Fig. 1: Get all movies Brad Pitt and Leonardo DiCaprio both play in with Claude.
For example, when using Claude to ask “What movies do both Brad Pitt and Leonardo DiCaprio both play in?”, only a single answer is produced; namely “Once Upon a Time in Hollywood”. However, when asking “Use Comunica SPARQL to determine what movies both Brad Pitt and Leonardo DiCaprio both play in.” (see Fig. 1), we receive a more accurate answer; “Once Upon a Time in Hollywood and The Audition”. This is because internally, this second question leads to a SPARQL query over DBpedia, which causes a more complete answer to be produced. When connected to a Solid pod, prompts such as “Using Comunica SPARQL Solid, can you show me information about myself based on my profile?” can be answered.
Comunica MCP still requires a dedicated MCP server, which contradicts Comunica’s goal to enable pure client-side execution. To address this limitation, we will also demonstrate a prototype of Comunica MCP that uses WebMCP [14] to expose MCP capabilities through the Web browser via https://query.comunica.dev/.
Conclusions
MCP enables AI agents to act as orchestrators of other systems, and Comunica MCP SPARQL offers this connection point to Knowledge Graphs. Thanks to the power of Comunica [5], not just SPARQL endpoints can be queried, but also Linked Data documents in any RDF serialization, Solid pods (including authenticated access to private data), and more. And if the agent does not know what data sources to start from, Comunica’s link traversal engine [12] can be used.

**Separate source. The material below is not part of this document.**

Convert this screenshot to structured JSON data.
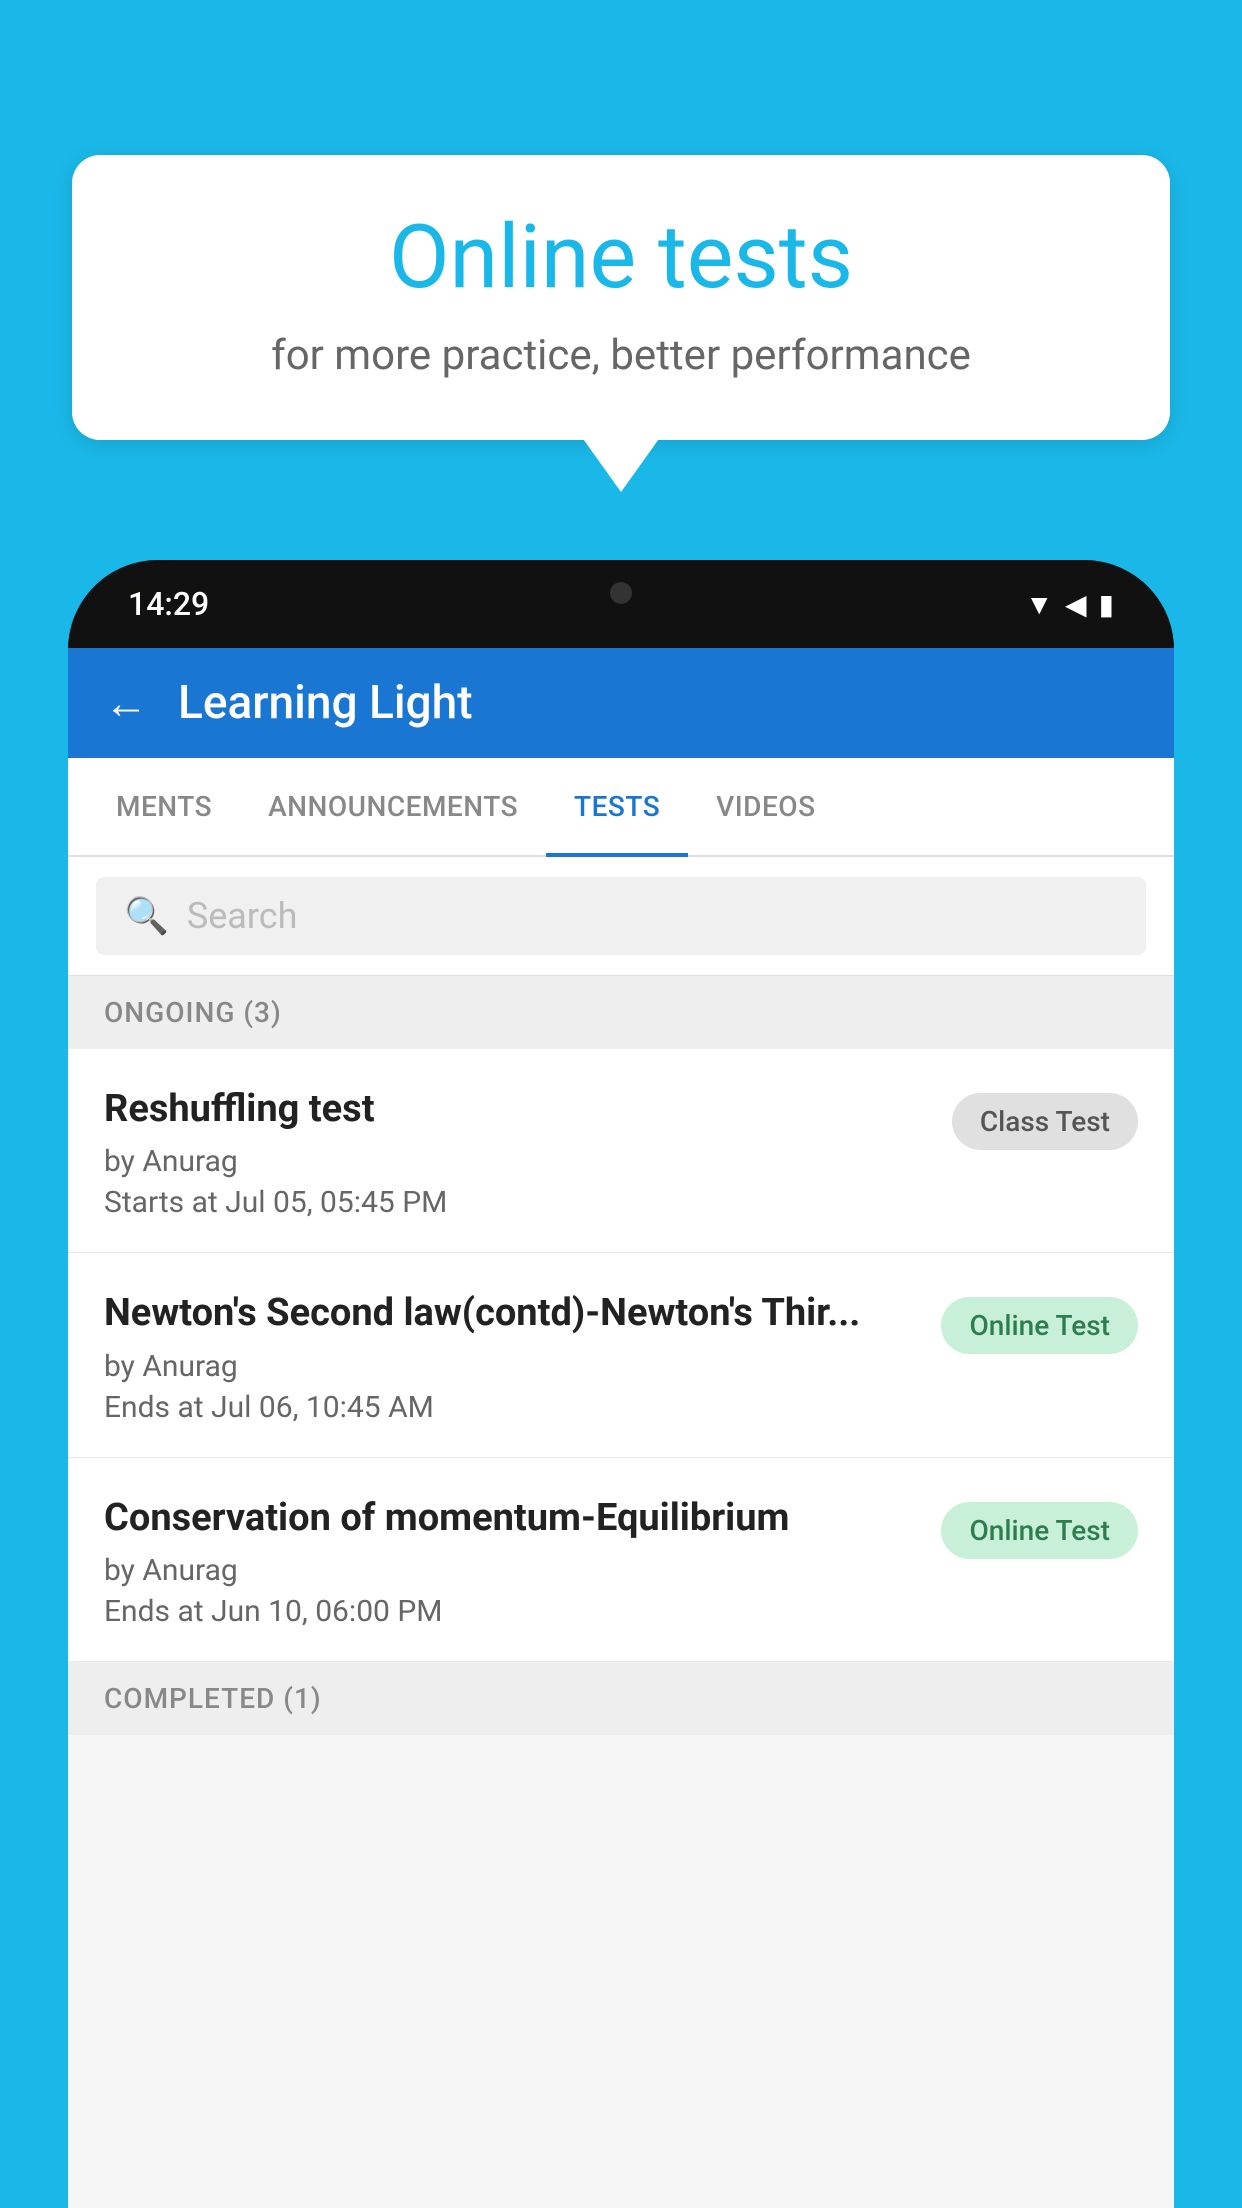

Our preliminary findings show that modern LLMs mostly seem to decide to query over DBpedia and Wikidata, which they do very well. This confirms earlier experments that show that LLMs internalize DBpedia and Wikidata during pretraining [15]. If the user wants to query over other Knowledge Graphs (such as Uniprot or DBLP), they need to ask it explicitly. Furthermore, LLMs seem to struggle with writing federated queries, and can even hallucinate SPARQL endpoint URLs. For this, Comunica MCP SPARQL is a tool that acts as an enabler for future research. For instance, there is a need for more research on how well agents can understand other Knowledge Graphs besides DBpedia and Wikidata, for which exposing additional tools in line with those of GRASP [3] could be valuable. Furthermore, more research is needed on guiding agents towards query-relevant Knowledge Graphs, similar to the work set out by the authors of SPARQL-MCP [13].
Acknowledgements
The authors are fellows of FWO (1202124N, 1SB8525N). We thank Daniel Dobriy for discussions on MCP within the GOBLIN COST Action (CA23147).